May 12, 2010

The Elena Kagan Nomination

Not to name drop or to attempt to sound more worldly and sophisticated than I really am, but time and circumstance once placed me in a tour group in Vilnius, Lithuania, in July, 1999. And as part of that experience, I was led around sites of Jewish historical significance by a rabbi/scholar who remarked, in words I still recall, that the inscription on a monument was significant in terms of "Jewish theology, to the extent there is such a thing."

I like that. After Elena Kagan is confirmed, the "religious" tally on the Supreme Court will be five Catholics and three Jews (Breyer, Ginsburg & Kagan for the Hebrew team; Roberts, Alito, Scalia, Kennedy, Sotomayor and Thomas for the Papists.) No Protestants, Muslims, Buddhists or Rastafarians. No explicitly proclaimed atheists, either, but that's where the Jewish members always give me hope, because it's possible (and quite common) to be a "secular" Jew, meaning among other things an atheist, while still self-identifying as a Jewish person on ethnic or cultural grounds. It doesn't really make much sense to talk about "secular Catholics," since Catholics, as on the Supreme Court, can be Irish, Italian, African-American or anything else. The absence of Protestants on the highest bench disturbs some people greatly:

"I'd like to offer here... a lament for the passing of American Protestantism," American religion scholar Diana Butler Bass wrote on about Obama's decision to nominate Kagan, a Jew.

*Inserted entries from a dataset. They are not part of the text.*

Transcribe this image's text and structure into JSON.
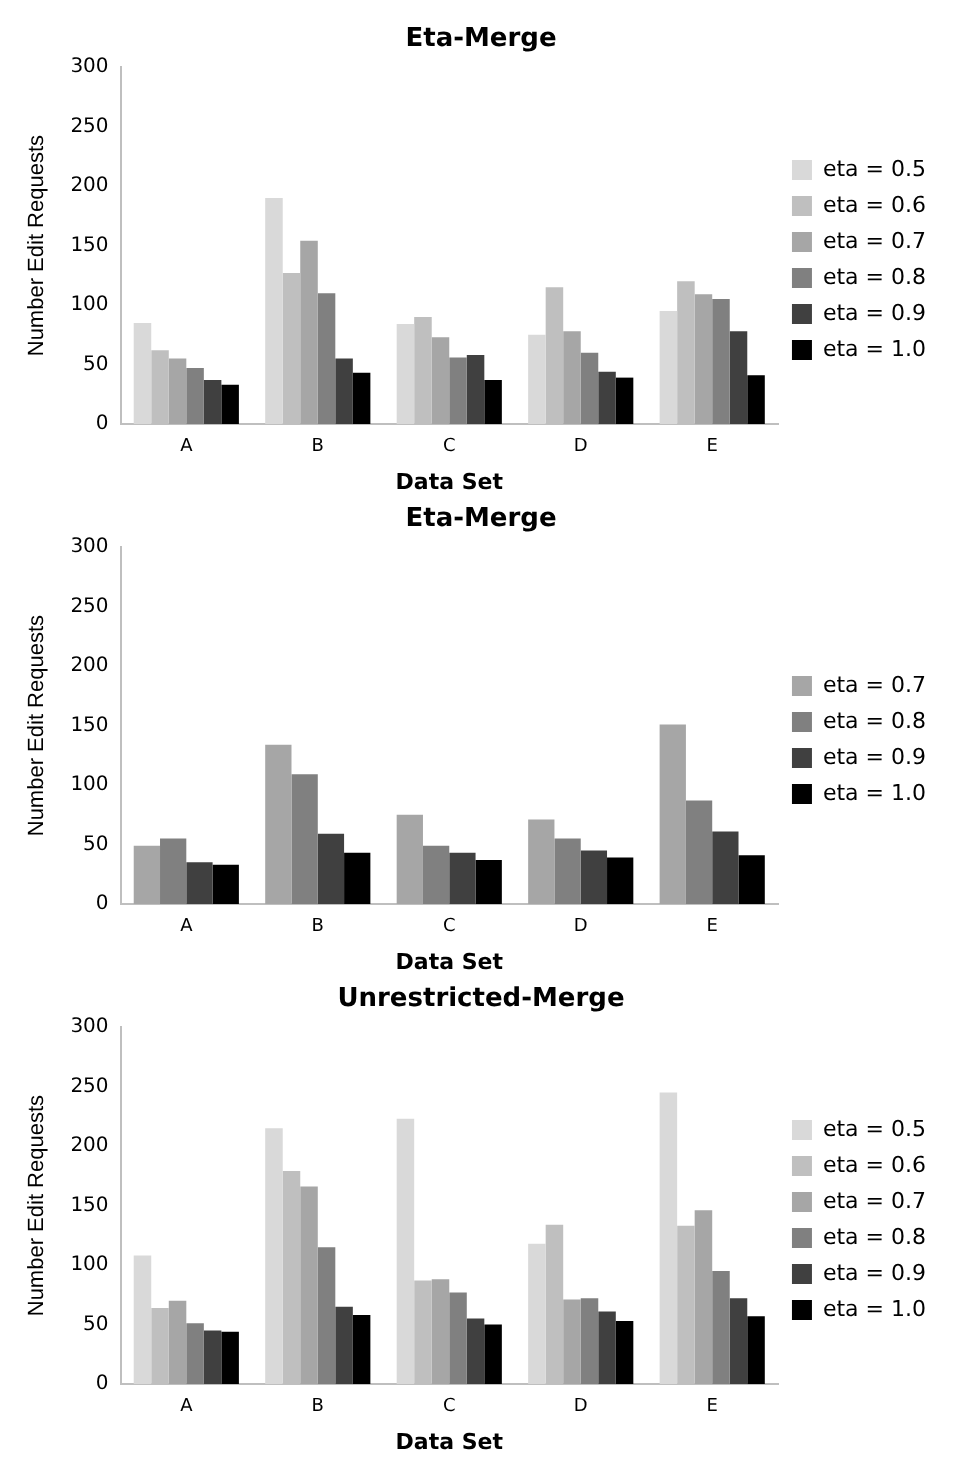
{
  "chart_data": [
    {
      "type": "bar",
      "title": "Eta-Merge",
      "xlabel": "Data Set",
      "ylabel": "Number Edit Requests",
      "categories": [
        "A",
        "B",
        "C",
        "D",
        "E"
      ],
      "ylim": [
        0,
        300
      ],
      "yticks": [
        0,
        50,
        100,
        150,
        200,
        250,
        300
      ],
      "grid": false,
      "legend": "right",
      "series": [
        {
          "name": "eta = 0.5",
          "color": "#d9d9d9",
          "values": [
            85,
            190,
            84,
            75,
            95
          ]
        },
        {
          "name": "eta = 0.6",
          "color": "#bfbfbf",
          "values": [
            62,
            127,
            90,
            115,
            120
          ]
        },
        {
          "name": "eta = 0.7",
          "color": "#a6a6a6",
          "values": [
            55,
            154,
            73,
            78,
            109
          ]
        },
        {
          "name": "eta = 0.8",
          "color": "#808080",
          "values": [
            47,
            110,
            56,
            60,
            105
          ]
        },
        {
          "name": "eta = 0.9",
          "color": "#404040",
          "values": [
            37,
            55,
            58,
            44,
            78
          ]
        },
        {
          "name": "eta = 1.0",
          "color": "#000000",
          "values": [
            33,
            43,
            37,
            39,
            41
          ]
        }
      ]
    },
    {
      "type": "bar",
      "title": "Eta-Merge",
      "xlabel": "Data Set",
      "ylabel": "Number Edit Requests",
      "categories": [
        "A",
        "B",
        "C",
        "D",
        "E"
      ],
      "ylim": [
        0,
        300
      ],
      "yticks": [
        0,
        50,
        100,
        150,
        200,
        250,
        300
      ],
      "grid": false,
      "legend": "right",
      "series": [
        {
          "name": "eta = 0.7",
          "color": "#a6a6a6",
          "values": [
            49,
            134,
            75,
            71,
            151
          ]
        },
        {
          "name": "eta = 0.8",
          "color": "#808080",
          "values": [
            55,
            109,
            49,
            55,
            87
          ]
        },
        {
          "name": "eta = 0.9",
          "color": "#404040",
          "values": [
            35,
            59,
            43,
            45,
            61
          ]
        },
        {
          "name": "eta = 1.0",
          "color": "#000000",
          "values": [
            33,
            43,
            37,
            39,
            41
          ]
        }
      ]
    },
    {
      "type": "bar",
      "title": "Unrestricted-Merge",
      "xlabel": "Data Set",
      "ylabel": "Number Edit Requests",
      "categories": [
        "A",
        "B",
        "C",
        "D",
        "E"
      ],
      "ylim": [
        0,
        300
      ],
      "yticks": [
        0,
        50,
        100,
        150,
        200,
        250,
        300
      ],
      "grid": false,
      "legend": "right",
      "series": [
        {
          "name": "eta = 0.5",
          "color": "#d9d9d9",
          "values": [
            108,
            215,
            223,
            118,
            245
          ]
        },
        {
          "name": "eta = 0.6",
          "color": "#bfbfbf",
          "values": [
            64,
            179,
            87,
            134,
            133
          ]
        },
        {
          "name": "eta = 0.7",
          "color": "#a6a6a6",
          "values": [
            70,
            166,
            88,
            71,
            146
          ]
        },
        {
          "name": "eta = 0.8",
          "color": "#808080",
          "values": [
            51,
            115,
            77,
            72,
            95
          ]
        },
        {
          "name": "eta = 0.9",
          "color": "#404040",
          "values": [
            45,
            65,
            55,
            61,
            72
          ]
        },
        {
          "name": "eta = 1.0",
          "color": "#000000",
          "values": [
            44,
            58,
            50,
            53,
            57
          ]
        }
      ]
    }
  ]
}
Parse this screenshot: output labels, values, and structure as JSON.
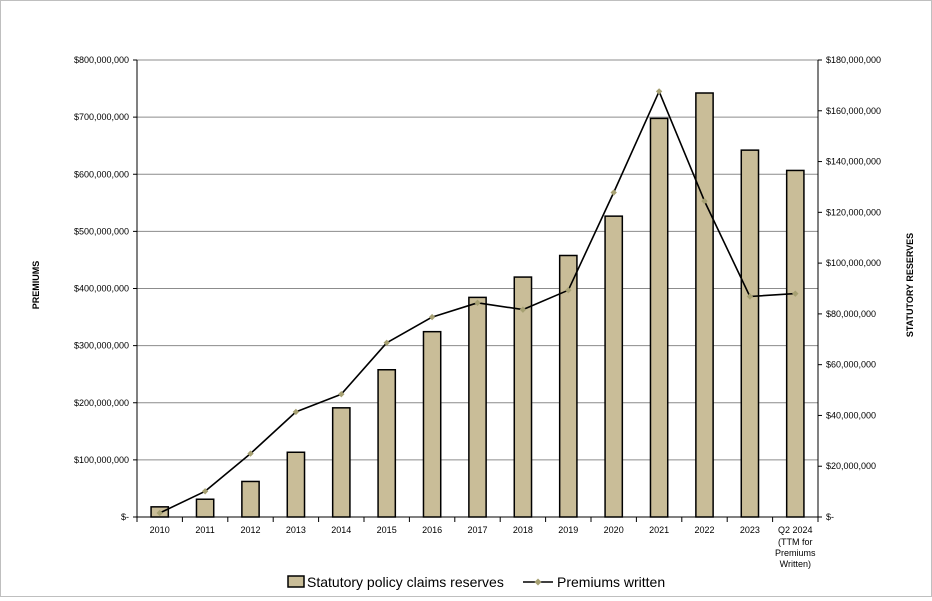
{
  "chart_data": {
    "type": "bar",
    "title": "",
    "xlabel": "",
    "ylabel": "PREMIUMS",
    "y2label": "STATUTORY RESERVES",
    "categories": [
      "2010",
      "2011",
      "2012",
      "2013",
      "2014",
      "2015",
      "2016",
      "2017",
      "2018",
      "2019",
      "2020",
      "2021",
      "2022",
      "2023",
      "Q2 2024"
    ],
    "category_sublabels": {
      "Q2 2024": [
        "(TTM for",
        "Premiums",
        "Written)"
      ]
    },
    "ylim": [
      0,
      800000000
    ],
    "y2lim": [
      0,
      180000000
    ],
    "yticks": [
      "$-",
      "$100,000,000",
      "$200,000,000",
      "$300,000,000",
      "$400,000,000",
      "$500,000,000",
      "$600,000,000",
      "$700,000,000",
      "$800,000,000"
    ],
    "y2ticks": [
      "$-",
      "$20,000,000",
      "$40,000,000",
      "$60,000,000",
      "$80,000,000",
      "$100,000,000",
      "$120,000,000",
      "$140,000,000",
      "$160,000,000",
      "$180,000,000"
    ],
    "grid": true,
    "legend_position": "bottom",
    "series": [
      {
        "name": "Statutory policy claims reserves",
        "type": "bar",
        "axis": "right",
        "color": "#c9bd98",
        "values": [
          4000000,
          7000000,
          14000000,
          25500000,
          43000000,
          58000000,
          73000000,
          86500000,
          94500000,
          103000000,
          118500000,
          157000000,
          167000000,
          144500000,
          136500000
        ]
      },
      {
        "name": "Premiums written",
        "type": "line",
        "axis": "left",
        "color": "#000000",
        "marker_color": "#a6a072",
        "values": [
          7000000,
          45000000,
          111000000,
          184000000,
          215000000,
          305000000,
          350000000,
          375000000,
          363000000,
          397000000,
          568000000,
          745000000,
          553000000,
          386000000,
          391000000
        ]
      }
    ]
  }
}
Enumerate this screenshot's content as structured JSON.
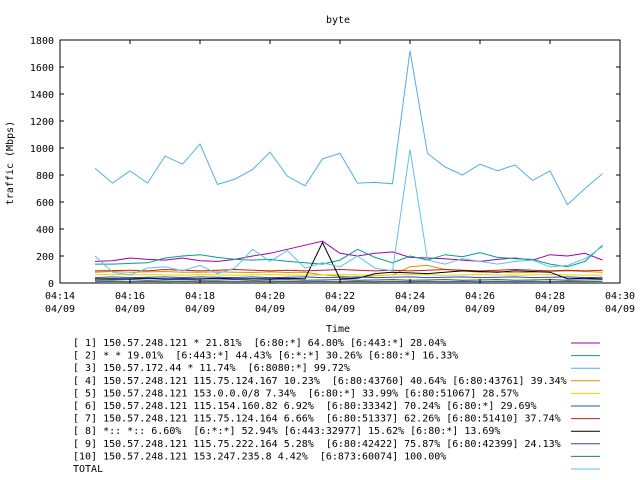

That is almost certainly overstated. In fact, I think I'll say it's anti-Semitic, just for the hell of it. And speaking of contradictions in terms, how about "American religion scholar." Can one actually be a "scholar" about religious matters? That would seem to have as much meaning as "Jewish theology." If one is "studying" something completely made up, how can there be any scholarship to it? It would be like writing a doctoral thesis on "Puff the Magic Dragon." You can do it, but what do you really know when you're done that you didn't know when you started?

As far as Elena Kagan's credentials are concerned, not surprisingly President Obama has chosen someone who is not ideologically controversial. She's kind of liberal, kind of centrist, sort of like the President himself. Not a boat-rocker, not a firebrand. Sometimes appointees surprise the Presidents who appoint them (such as the retiring Stevens, or Souter, or, most notably, Earl Warren), but I doubt that's going to happen here. The magnificent days of judicial trailblazing are over now, and Elena Kagan should fit right into the new style of mostly deferring to the Executive Branch except when it's just so far over the line (Bush's attempt to eliminate habeas corpus, for example) that even the somnolent, pro-corporate Supreme Court says whoa.

Attempts to compare Kagan to Bush's nomination of his office wife, Harriet Miers, are absurd. Harriet's biggest job prior to nomination and her job in the White House had been as President of the Texas State Bar, a largely ceremonial, inconsequential position mainly attributable to political connections. Kagan has been Dean of the mighty Harvard Law School and Solicitor General of the United States, which means she's been a working lawyer. Miers let her bar membership lapse for nonpayment of dues while she lolled around Bush's White House making ditzy remarks.

Kagan's obviously real smart and she's got a nice smile, and it's just possible she's our third atheist on the bench. Catholics tend not to be atheists, in my experience, and their religiosity often colors their view of the "liberal social agenda," as with Scalia, for example, who is a "Strict Constructionist" only in the sense that Antonin interprets the Constitution in strict conformity with Deuteronomy.

In other words, I think Elena is just fine, and who really cares? Obama could do a lot worse, as Bush tried to do in making a laughingstock of the whole nomination process. I mean, really: Harriet Miers? Why not Matlock? Why even insist that nominees be real people? Kagan will move the Court more toward normality, away from the coven of weirdos represented by Roberts, Alito, Scalia and Thomas. Good enough. That's my new standard of expectations with this Administration: does the latest action make things weirder or more tolerable?

Kagan makes things more tolerable. Case closed.